It’s actually a quite clever example of casual game design, because this isn’t a game you actually sit down and play for an hour or two or eight – it’s something that completely preoccupies you for about five or ten minutes every couple of hours; it runs in the background (and has very little effect on battery use, unlike some of my other mobile games), and you come back to find your plan has paid off (or you botched it completely), and you work out your next goal. And there is actual strategy here – the more powerful your technology, the more side effects it has, so a Heating Cluster gives you +4 temperature, and a Borehole gives you +60 temperature but also +10 pressure, so if your pressure is already at a good level, you’ve got to build something to lower it in response.

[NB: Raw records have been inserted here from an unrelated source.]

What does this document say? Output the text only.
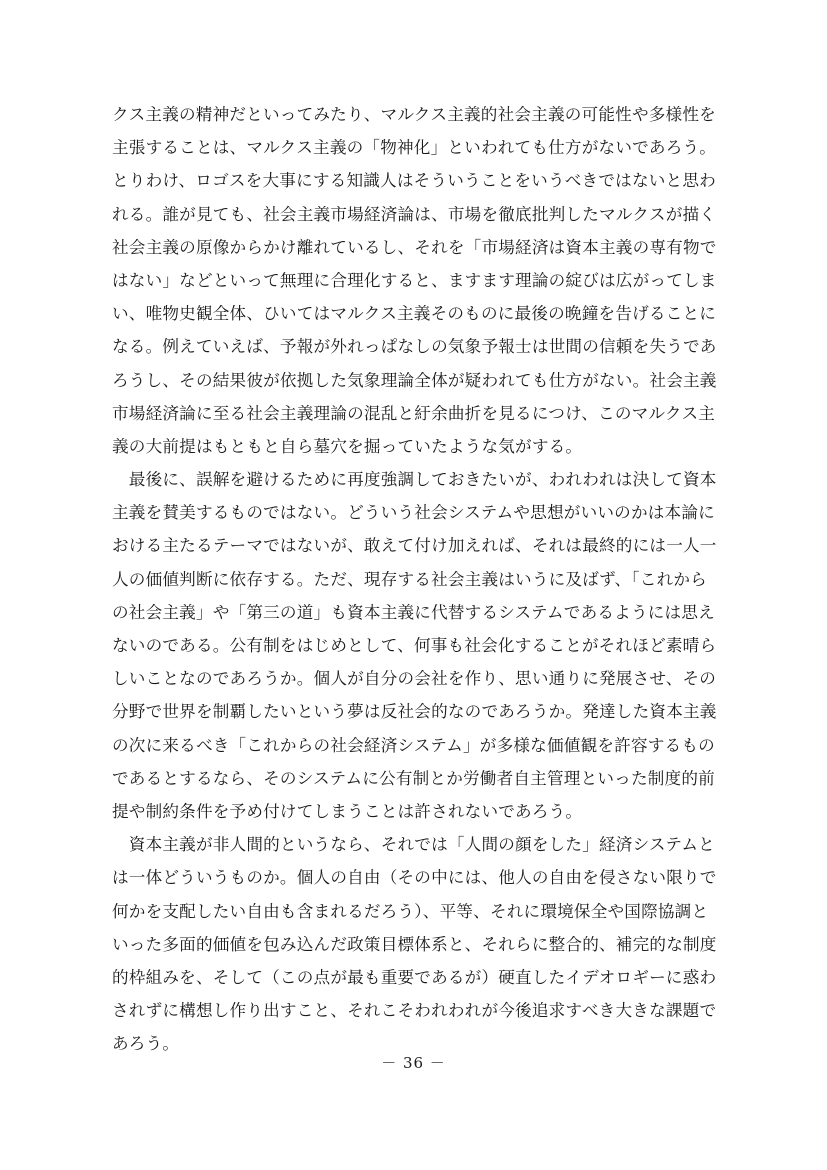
クス主義の精神だといってみたり、マルクス主義的社会主義の可能性や多様性を
主張することは、マルクス主義の「物神化」といわれても仕方がないであろう。
とりわけ、ロゴスを大事にする知識人はそういうことをいうべきではないと思わ
れる。誰が見ても、社会主義市場経済論は、市場を徹底批判したマルクスが描く
社会主義の原像からかけ離れているし、それを「市場経済は資本主義の専有物で
はない」などといって無理に合理化すると、ますます理論の綻びは広がってしま
い、唯物史観全体、ひいてはマルクス主義そのものに最後の晩鐘を告げることに
なる。例えていえば、予報が外れっぱなしの気象予報士は世間の信頼を失うであ
ろうし、その結果彼が依拠した気象理論全体が疑われても仕方がない。社会主義
市場経済論に至る社会主義理論の混乱と紆余曲折を見るにつけ、このマルクス主
義の大前提はもともと自ら墓穴を掘っていたような気がする。
　最後に、誤解を避けるために再度強調しておきたいが、われわれは決して資本
主義を賛美するものではない。どういう社会システムや思想がいいのかは本論に
おける主たるテーマではないが、敢えて付け加えれば、それは最終的には一人一
人の価値判断に依存する。ただ、現存する社会主義はいうに及ばず、「これから
の社会主義」や「第三の道」も資本主義に代替するシステムであるようには思え
ないのである。公有制をはじめとして、何事も社会化することがそれほど素晴ら
しいことなのであろうか。個人が自分の会社を作り、思い通りに発展させ、その
分野で世界を制覇したいという夢は反社会的なのであろうか。発達した資本主義
の次に来るべき「これからの社会経済システム」が多様な価値観を許容するもの
であるとするなら、そのシステムに公有制とか労働者自主管理といった制度的前
提や制約条件を予め付けてしまうことは許されないであろう。
　資本主義が非人間的というなら、それでは「人間の顔をした」経済システムと
は一体どういうものか。個人の自由（その中には、他人の自由を侵さない限りで
何かを支配したい自由も含まれるだろう）、平等、それに環境保全や国際協調と
いった多面的価値を包み込んだ政策目標体系と、それらに整合的、補完的な制度
的枠組みを、そして（この点が最も重要であるが）硬直したイデオロギーに惑わ
されずに構想し作り出すこと、それこそわれわれが今後追求すべき大きな課題で
あろう。
－ 36 －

On top of that, the game’s learning curve rises at exactly the right pace. The basic principles of the game are very easy to figure out, and the designers allow those principles to increase in complexity on higher difficulties and give you a greater sense of achievement and power in return; on Easy, Biomass is measured the same way temperature or pressure is, but on higher difficulties, you can set it to Biosphere Mode, which lets you create your own lifeforms and your own ecosystem, letting you fully embrace the whole “scientist playing God” deal. That’s part of how the game uses its aesthetic so well – on top of all of this, you also get random events that occur, and sometimes they’re good things (like one of your citizens writing a masterpiece that gives you a bonus income), sometimes they’re bad (like a meteor hitting one of your buildings, more likely on higher difficulties) and sometimes they just are, like getting an influx of Sri Lankan immigrants or an architectural style developing.
Strong recommend.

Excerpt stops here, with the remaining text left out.